The project was highlighted by the track “3.5” featuring Doughboy Dre, her most-viewed video to date on YouTube. “Dre pulled up, liked it, and he did his verse,” she says. “When I first put the video out I didn’t have a YouTube presence so I put it on 4sho Magazine.”
As a rapper, LaDonna is willing to punch-in but says she often prefers to write her bars. Her creative process depends on whatever headspace she’s in at that time.
“It could be in the middle of the night and I wake up and I can’t stop writing,” she says. “Or it’s times that I’ve been in the studio for four hours and I’m trying to punch and I’m at this mic like, ‘What the fuck,’ and I can’t develop any words to come out of my brain.”
Last year LaDonna released For The Gworls volume 1, an album she calls her favorite. Lyrically, she brings her own brand of unapologetic pussy power: “Cunty” is a racy, upbeat song where LaDonna drops titillating bars over a sample of Laid Back’s “White Horse,” and on “What’s It Giving” she hardens up her flow over a piano-driven Detroit beat.

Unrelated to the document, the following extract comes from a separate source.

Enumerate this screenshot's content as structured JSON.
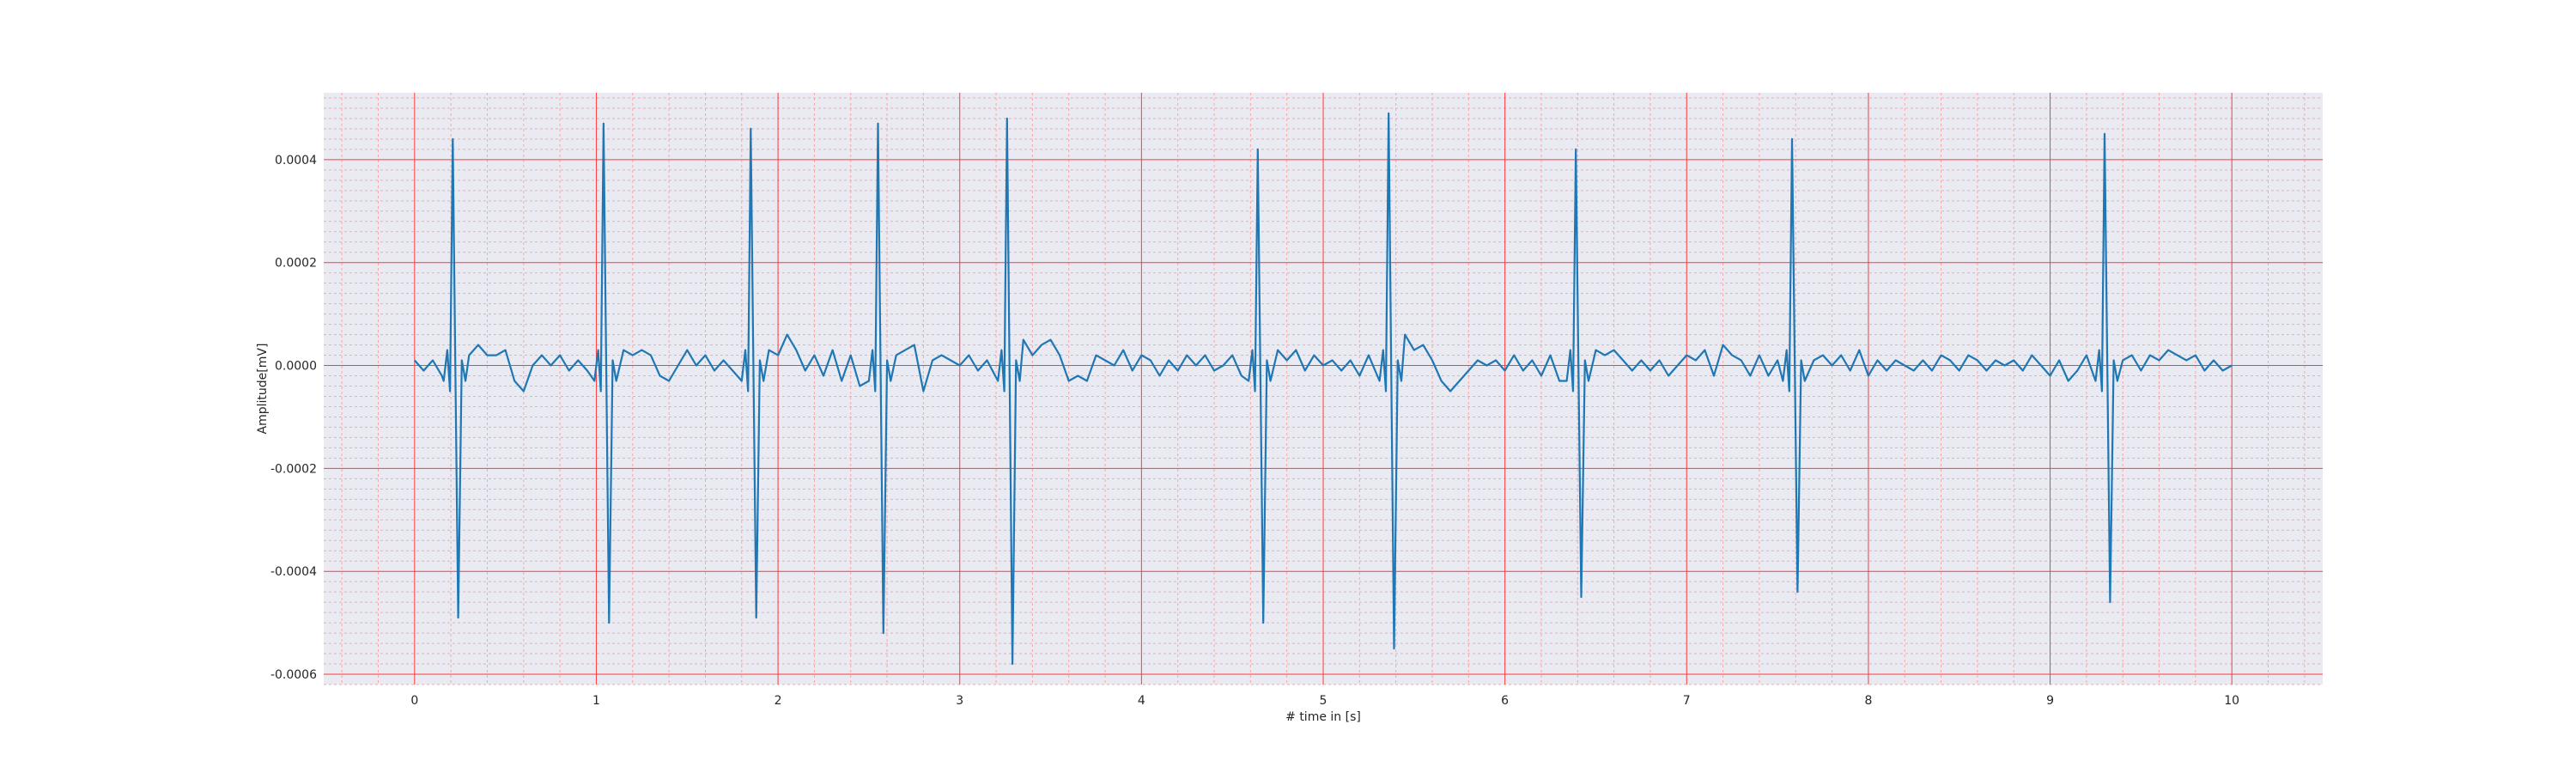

On her On The Radar freestyle she raps, “I’m drafting my starting five so niggas look alive/ If he ain’t rich or thick in the dick then he ain’t my kind.”
“I think that I am being myself,” she says confidently. “I feel like in today’s world it’s so many internet personalities or just people who act a certain way because they feel like they’ll be received a type of way, and I think what gravitates people to me is that I am me across the board.”
Over the last five years women have been making their presence known in hip-hop like never before. GloRilla, Cardi B, Latto, and Megan Thee Stallion have become fixtures on Billboard’s Hot 100, and locally music from Kash Doll, Detroit Diamond, and Pretty Brayah gets discussed and streamed just as much as their male counterparts.
LaDonna is here for all of it, and takes pride in the comradery.
“I feel like women, we are naturally competitive with one another,” she says. “But I feel like my brand in general, I don’t want to be like that. When I say I’m for the girls I mean that across the board.”
Beyond achieving her music goals, LaDonna is currently a model and content creator ro the Swank A Posh fashion brand. She says she wants to become more heavily involved in the modeling world. “That’s why I’m in the gym now making sure I stay a size 6,” she says.
She admits she should be releasing more music but after her fast start, she says she’s experienced some mild frustrations along the way.
However, LaDonna says she absolutely plans on filling up everyone’s playlists this year.
“I know that I’m that girl and no matter how slow the process seems, no matter how much on a low scale that it may seem like that we are on, I am her,” she says. “I am a force to be reckoned with.”
Lana LaDonna is set to perform as part of day two of the 313 Day festival. Doors at 6 p.m. on Friday, March 14; Masonic Temple, 500 Temple St., Detroit; 313dayevents.com. Tickets are $49-$80, or $90 for access to both days of the event.